The bow allows for some interesting mechanics, like fire arrows to light things from afar, as well as a rope attachment capable of acting as a grappling hook and, eventually, explosive-tipped arrows to really rain death upon your enemies. It’s good to see the game doesn’t rely on its combat for adventure and puzzling and does allow exploration as well.
Tomb Raider is essentially linear, but can be traversed by fast-travelling to different areas in case you feel like gathering 100% of the items, because you’ve recently been hit in the head with a two by four or you have some sort of disorder. In so doing, you’ll experience some truly stunning scenery – the view from the top of the radio tower is particularly lovely, as is the quiet desolation of the shipwrecks in the bay. It’s a real shame Lara never gets to run around the broken hull of a Japanese wartime battleship, since the environment, judging by her other exploits, seems to be right up her alley.
Other aspects of the graphics, including the much-vaunted TressFX hair animation system, are on full display, but special praise must be given to the fire effects, which flicker and dance in a way we haven’t seen in very many games before and really add to the atmosphere. Granted, they’re a little overused at the start of the game (why does everything catch light so very easily in a damp, cold cave?) but they are generally an example of the best kind of graphical upgrade – one that is simply there, and nice to look at, but never commented on or boasted about by the game.
Sound doesn’t feature too heavily in the game, other than voice acting and the odd primal grunt of a guard unexpectedly having an arrow shot through their neck, but it manages to play its cards in precisely the right places, delivering heart-pounding drum segments to illustrate combat and at other times revelling in quiet ambient sounds. It wants you to know it can make a lot of noise and get your mind racing, but it knows that it can’t overuse that power.
In that and several other senses, Tomb Raider is a brilliantly modest game. It doesn’t try to change its basic formula – a platforming and puzzle focused action-adventure – but knows what it’s setting out to do and does it damn well.
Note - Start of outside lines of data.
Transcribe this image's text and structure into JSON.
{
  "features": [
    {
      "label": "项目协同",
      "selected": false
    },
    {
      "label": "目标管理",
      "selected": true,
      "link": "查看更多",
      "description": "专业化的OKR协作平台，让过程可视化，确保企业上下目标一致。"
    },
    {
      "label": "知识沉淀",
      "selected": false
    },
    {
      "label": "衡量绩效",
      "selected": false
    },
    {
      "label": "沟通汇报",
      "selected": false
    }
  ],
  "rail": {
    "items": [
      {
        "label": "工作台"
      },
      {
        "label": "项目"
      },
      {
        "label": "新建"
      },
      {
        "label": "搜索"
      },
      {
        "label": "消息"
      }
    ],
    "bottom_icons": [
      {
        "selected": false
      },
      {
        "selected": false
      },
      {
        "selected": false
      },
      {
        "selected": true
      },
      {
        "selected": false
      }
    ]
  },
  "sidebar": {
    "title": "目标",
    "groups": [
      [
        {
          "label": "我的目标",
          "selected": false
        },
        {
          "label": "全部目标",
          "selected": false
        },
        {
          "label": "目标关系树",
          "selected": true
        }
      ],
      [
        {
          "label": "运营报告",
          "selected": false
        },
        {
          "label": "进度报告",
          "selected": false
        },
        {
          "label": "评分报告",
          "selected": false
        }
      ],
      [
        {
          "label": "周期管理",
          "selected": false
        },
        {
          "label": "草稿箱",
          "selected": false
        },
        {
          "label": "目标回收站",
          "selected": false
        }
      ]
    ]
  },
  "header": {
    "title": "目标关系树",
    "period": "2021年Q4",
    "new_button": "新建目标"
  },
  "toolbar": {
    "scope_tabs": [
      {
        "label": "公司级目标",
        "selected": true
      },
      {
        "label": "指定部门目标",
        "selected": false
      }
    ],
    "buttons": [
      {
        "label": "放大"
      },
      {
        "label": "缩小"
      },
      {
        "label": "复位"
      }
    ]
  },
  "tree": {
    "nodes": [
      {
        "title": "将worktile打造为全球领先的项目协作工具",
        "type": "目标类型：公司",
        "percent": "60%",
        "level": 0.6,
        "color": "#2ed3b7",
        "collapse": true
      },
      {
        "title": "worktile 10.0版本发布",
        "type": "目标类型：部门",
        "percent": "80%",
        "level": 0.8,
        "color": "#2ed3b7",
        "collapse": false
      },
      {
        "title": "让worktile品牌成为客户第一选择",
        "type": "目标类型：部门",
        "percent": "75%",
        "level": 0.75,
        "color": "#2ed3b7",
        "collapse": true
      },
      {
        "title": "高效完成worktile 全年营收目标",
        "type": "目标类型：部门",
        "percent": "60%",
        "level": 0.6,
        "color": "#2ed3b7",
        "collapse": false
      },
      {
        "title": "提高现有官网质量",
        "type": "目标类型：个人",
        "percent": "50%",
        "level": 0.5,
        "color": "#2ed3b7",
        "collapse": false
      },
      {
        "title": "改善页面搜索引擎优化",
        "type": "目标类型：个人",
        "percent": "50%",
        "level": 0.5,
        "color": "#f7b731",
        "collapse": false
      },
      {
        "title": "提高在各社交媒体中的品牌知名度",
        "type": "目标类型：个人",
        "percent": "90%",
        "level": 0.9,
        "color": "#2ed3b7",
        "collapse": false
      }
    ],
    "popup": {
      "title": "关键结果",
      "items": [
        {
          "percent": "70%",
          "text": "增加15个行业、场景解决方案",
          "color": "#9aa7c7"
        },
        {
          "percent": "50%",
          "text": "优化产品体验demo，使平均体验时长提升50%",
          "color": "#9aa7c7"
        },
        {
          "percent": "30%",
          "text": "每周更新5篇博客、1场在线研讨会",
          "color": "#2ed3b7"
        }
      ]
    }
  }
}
The controls are fluid and responsive, the graphics are gorgeous, the plot it visceral and exciting but also contains moments of calm reflection to give the action breathing space and the multiplayer – well, the multiplayer is a bit tacked on, but if you’re here for the multiplayer you have fundamentally misunderstood this series.
It’s weird to compare the two, but thematically and in terms of gameplay they’re quite similar, so I’ll take the time to say that if you liked Resident Evil 4, you’ll probably like this. It’s slightly too easy, the plot could do with more fleshing out (for instance, Lara gets used to shooting people pretty damn quickly) and it does seem to salivate over a chance to brutalise its protagonist, but Tomb Raider has no serious flaws and is a complete blast from start to finish. An absolute joy to play and a solid recommendation for all players. 9.1/10.